Teams operating on a shoestring budget must take certain measures to facilitate the process:
- Draft and develop young talent – The Padres have struggled in this area, but appear to be making some progress.
- Make good trades – Kevin Towers was a master, and Jed Hoyer appears to be no slouch (or perhaps you miss Ryan Webb and Edward Mujica?).
- Avoid handing out big contracts to mediocre players – The Padres haven’t done this since the days of Wiki Gonzalez, Kevin Jarvis, and Bubba Trammell; even they weren’t as crippling as, say, Kansas City’s inexplicable signings of Jose Guillen and Gil Meche.

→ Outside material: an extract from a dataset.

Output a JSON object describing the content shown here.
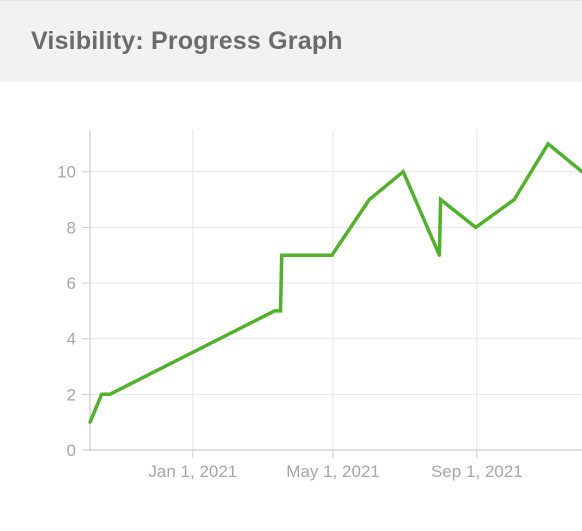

To that first point, the trading away of Mike Adams and Ryan Ludwick has opened up opportunities for internal advancement. Erik Hamren, a 24-year-old right-hander, came up to take Adams’ spot on the roster, while Blake Tekotte (24) and Aaron Cunningham (25) help fill the void left by Ludwick (insert “Ludwick was his own void” joke here).
Add them to a foundation of Chase Headley (27), Cameron Maybin (24), Mat Latos (23), and Luebke (26), and things don’t look so bad. I mean, they don’t look great, but baby steps.
Even guys like Ernesto Frieri (25), Josh Spence (23), and Anthony Bass (23) — who admittedly get a boost from pitching half their games at Petco Park — have been useful. Kyle Blanks (24) and Logan Forsythe (24)? Not so much, but they’ve got time to fix that.
If there aren’t many stars in this group, at least there are some players who should make the Padres more watchable in the near future. That’s something, right? It’s better than the promise of Guillen and Meche (or even Gonzalez, Jarvis, and Trammell).
Down on the farm, more prospects are making strides toward San Diego. Southpaw Robbie Erlin, acquired in the Adams trade, worked six shutout innings in his organizational debut at San Antonio. Outfielder Rymer Liriano (20) is enjoying a breakout campaign (.327/.389/.522, 48 SB) at Low-A Fort Wayne. The Padres even went way over slot to sign seventh-round pick Matt Wisler, a high school right-hander who had committed to Ohio State.
Not all of these kids will succeed. In fact, most of them won’t. As Orlando Hudson reminds us, if baseball were easy, everyone would be doing it.
But the more talent you develop, the better your chances are that some of that talent will end up contributing at the big-league level. And increasing the odds of success is the name of the game.